In 1927 the City of Munich proposed to upgrade the airfield to primary airport. North of the Nymphenburg-Biedensteiner Canal was to become the airport, south of it was to remain the military exercise area. The first wooden buildings were built for the handling of passengers and freight in 1929, soon followed by a hangar. With the construction of a flight handling building the airport became a full airport in 1931. It remained in use as the Munich municipal airport until 1939, after which it was relieved by the newer and much larger Munich-Riem Airport. In its final year as an airport, it was used by British Prime Minister Neville Chamberlain and French Prime Minister Edouard Daladier, who tried to negotiate a peace with Adolf Hitler with the 1938 Munich Agreement.

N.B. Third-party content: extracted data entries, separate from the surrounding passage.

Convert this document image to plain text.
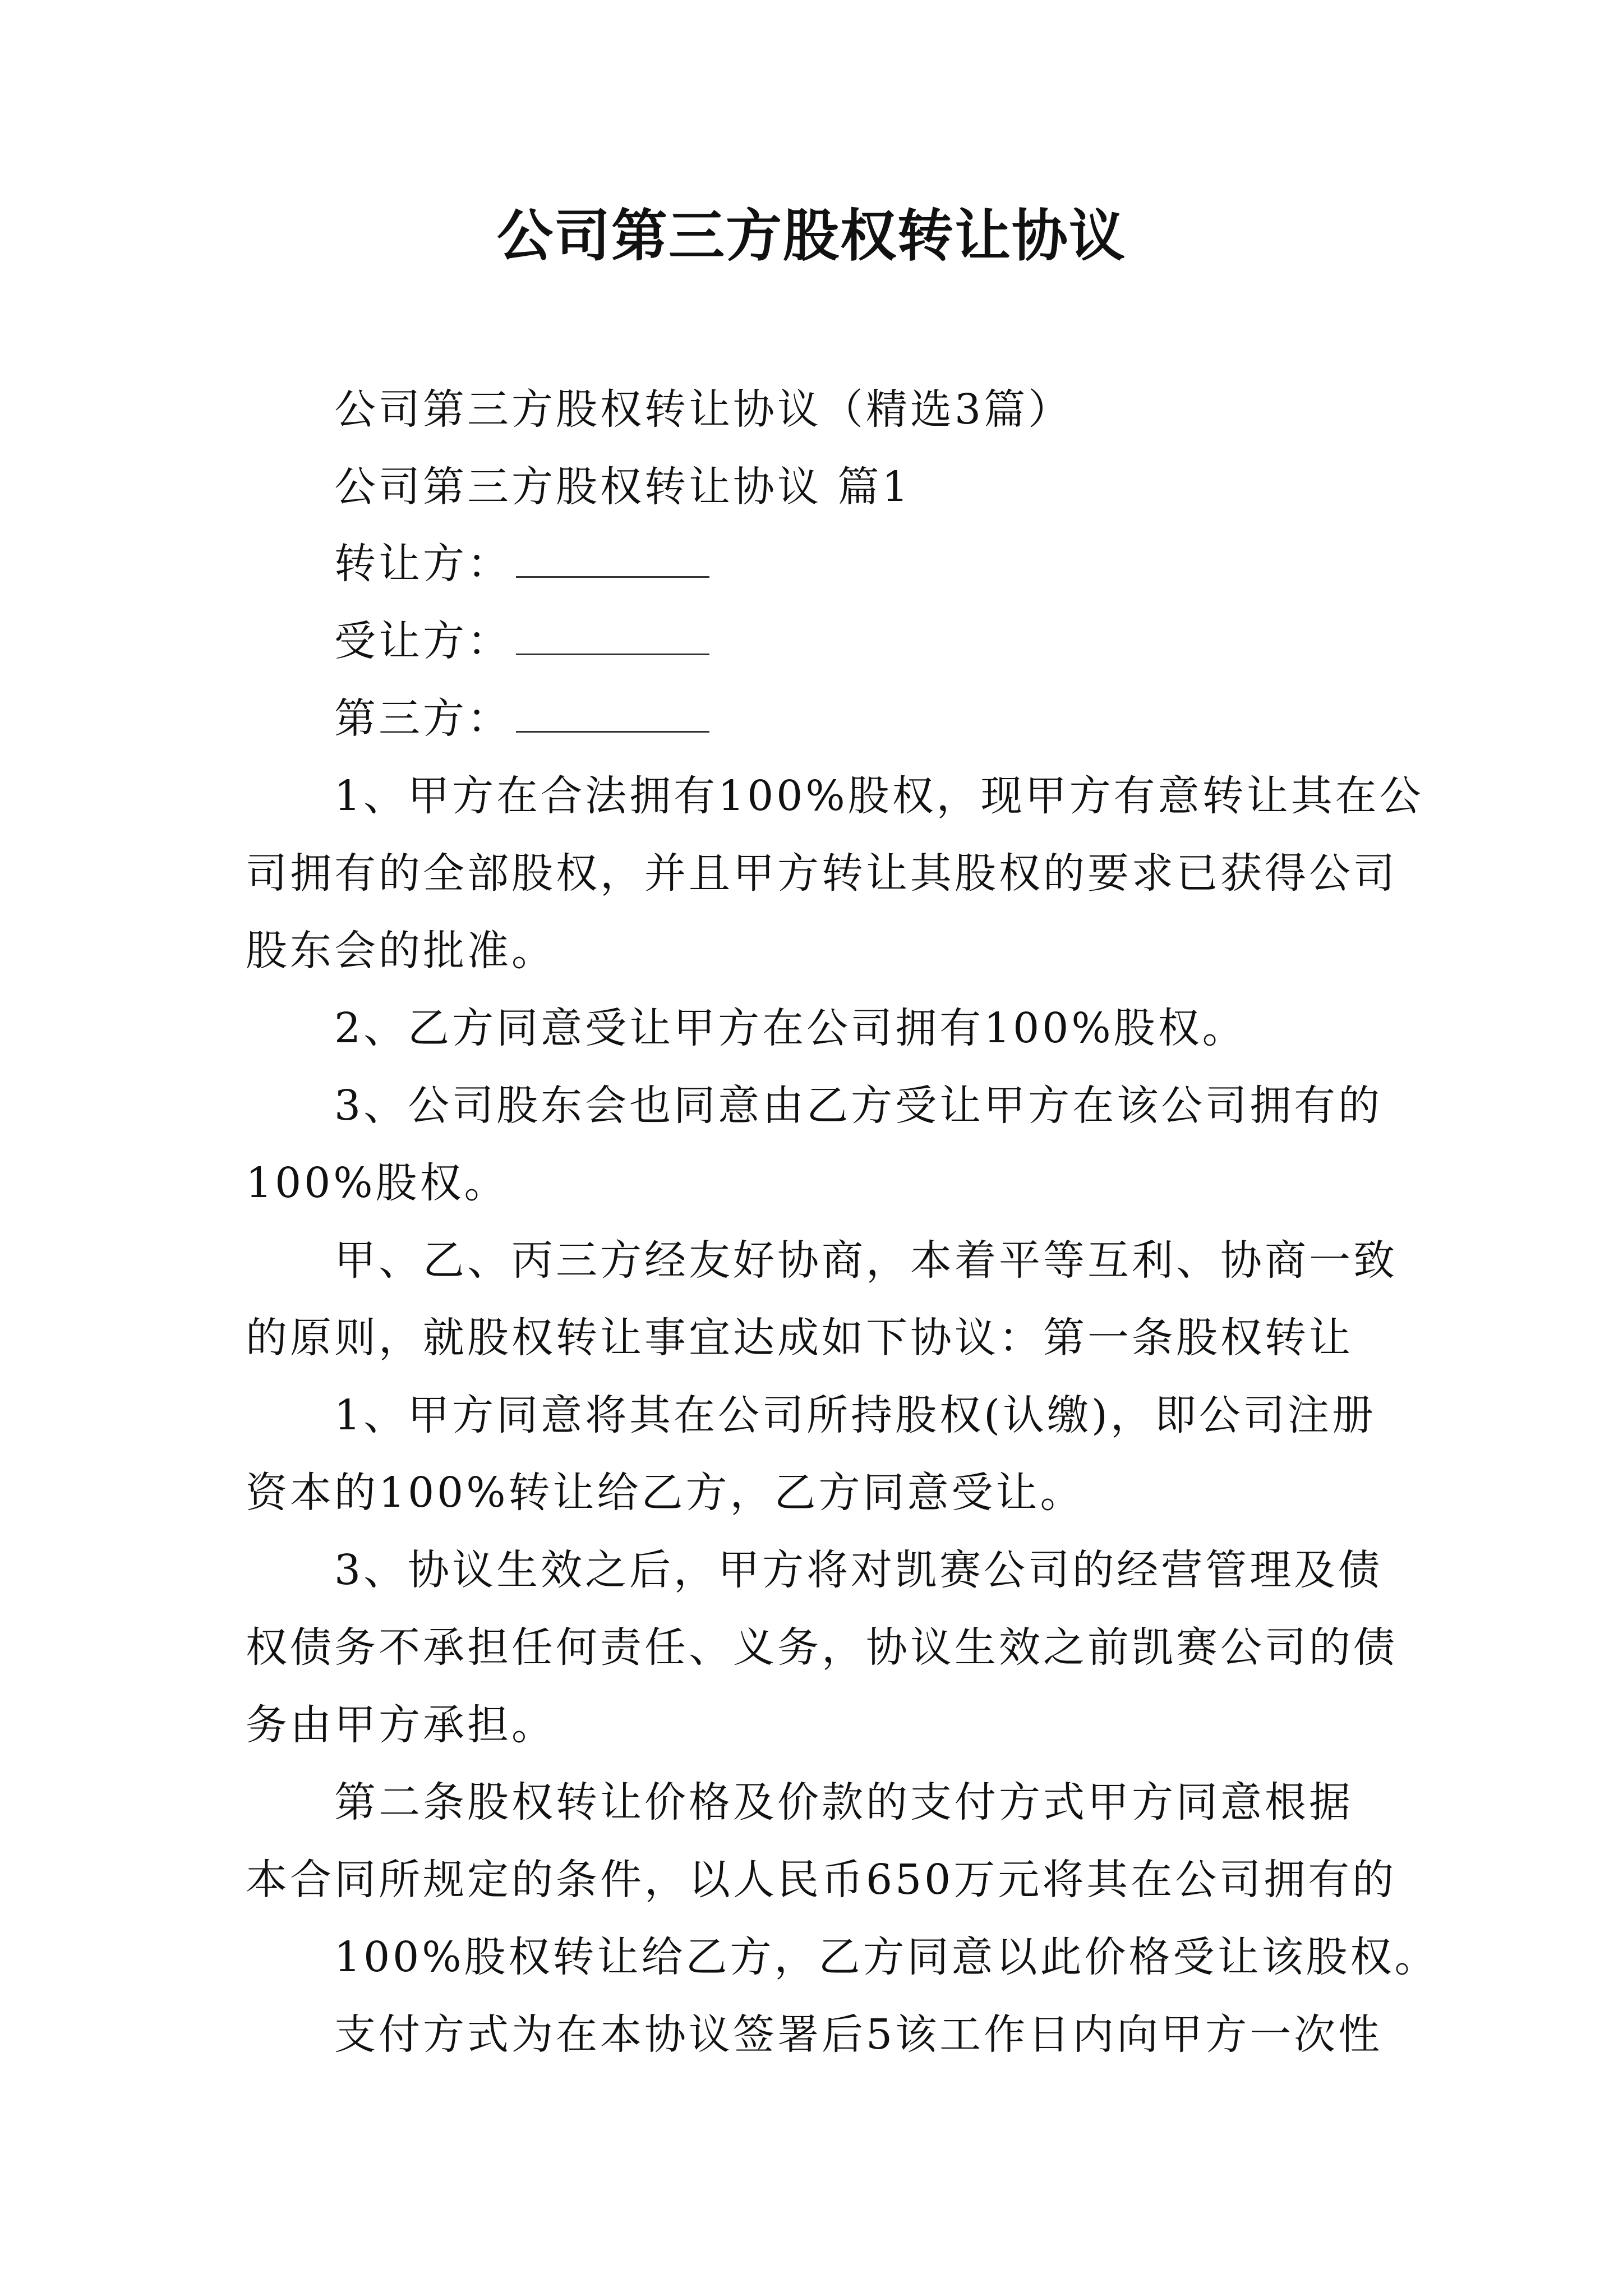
公司第三方股权转让协议
公司第三方股权转让协议（精选3篇）
公司第三方股权转让协议 篇1
转让方：
受让方：
第三方：
1、甲方在合法拥有100%股权，现甲方有意转让其在公
司拥有的全部股权，并且甲方转让其股权的要求已获得公司
股东会的批准。
2、乙方同意受让甲方在公司拥有100%股权。
3、公司股东会也同意由乙方受让甲方在该公司拥有的
100%股权。
甲、乙、丙三方经友好协商，本着平等互利、协商一致
的原则，就股权转让事宜达成如下协议：第一条股权转让
1、甲方同意将其在公司所持股权(认缴)，即公司注册
资本的100%转让给乙方，乙方同意受让。
3、协议生效之后，甲方将对凯赛公司的经营管理及债
权债务不承担任何责任、义务，协议生效之前凯赛公司的债
务由甲方承担。
第二条股权转让价格及价款的支付方式甲方同意根据
本合同所规定的条件，以人民币650万元将其在公司拥有的
100%股权转让给乙方，乙方同意以此价格受让该股权。
支付方式为在本协议签署后5该工作日内向甲方一次性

== United States control ==
The airport was not used by the Luftwaffe during World War II. When Munich was seized by the United States Army during the Western Allied invasion of Germany in April 1945, the airfield was repaired by IX Engineering Command, Ninth Air Force and designated an Army Air Forces advanced Landing Ground, R-74. IX Air Service Command units used the airfield as a casualty evacuation and combat resupply airfield for only a few days until the German capitulation on 8 May. The field was transferred to Air Service Command and the Air Force designated it as Oberwiesenfeld Signal Depot, under the jurisdiction of the 10th Air Supply Squadron.

Oberwiesenfeld was transferred to control of the United States Army on 1 April 1948, it being re-designated as Oberwiesenfeld Army Airfield. Around 1950/1955 a helicopter unit with H-19's was stationed there. It was used as a military airfield by the US Army until October 1957, although the United States Radio Free Europe/Radio Liberty broadcast from the former airport terminal from 1953 until 1968 when it was moved to other facilities. Known US Army units assigned were:
- 1 Jul 1946	HHC CC "A" 4th ArmdDiv renamed HHT 2nd Con Bde; HQ Flight located in Oberwiesenfeld 1946
- 1946	925 Sig Co renamed Earding Air Depot Signals Div
- 24 Nov 1950	2nd Constabulary Bde
- 15 Dec 1952	HQ Flight in Oberwiesenfeld
- May 1955	5 Cessna L-19's stationed at Oberwiesenfeld, unit unknown

Civilian flying returned in 1955, co-using the airfield, and later taking over completely with the US releasing the airport to German civil control. Parts of the airfield were used for trade fairs of construction companies until 1966, after which they moved to the new Munich Messe.

== Olympics ==

All flying ended in 1968 for the construction of the 1972 Munich Olympics facilities, the former airfield was completely removed and the land re-engineered as the Olympiapark.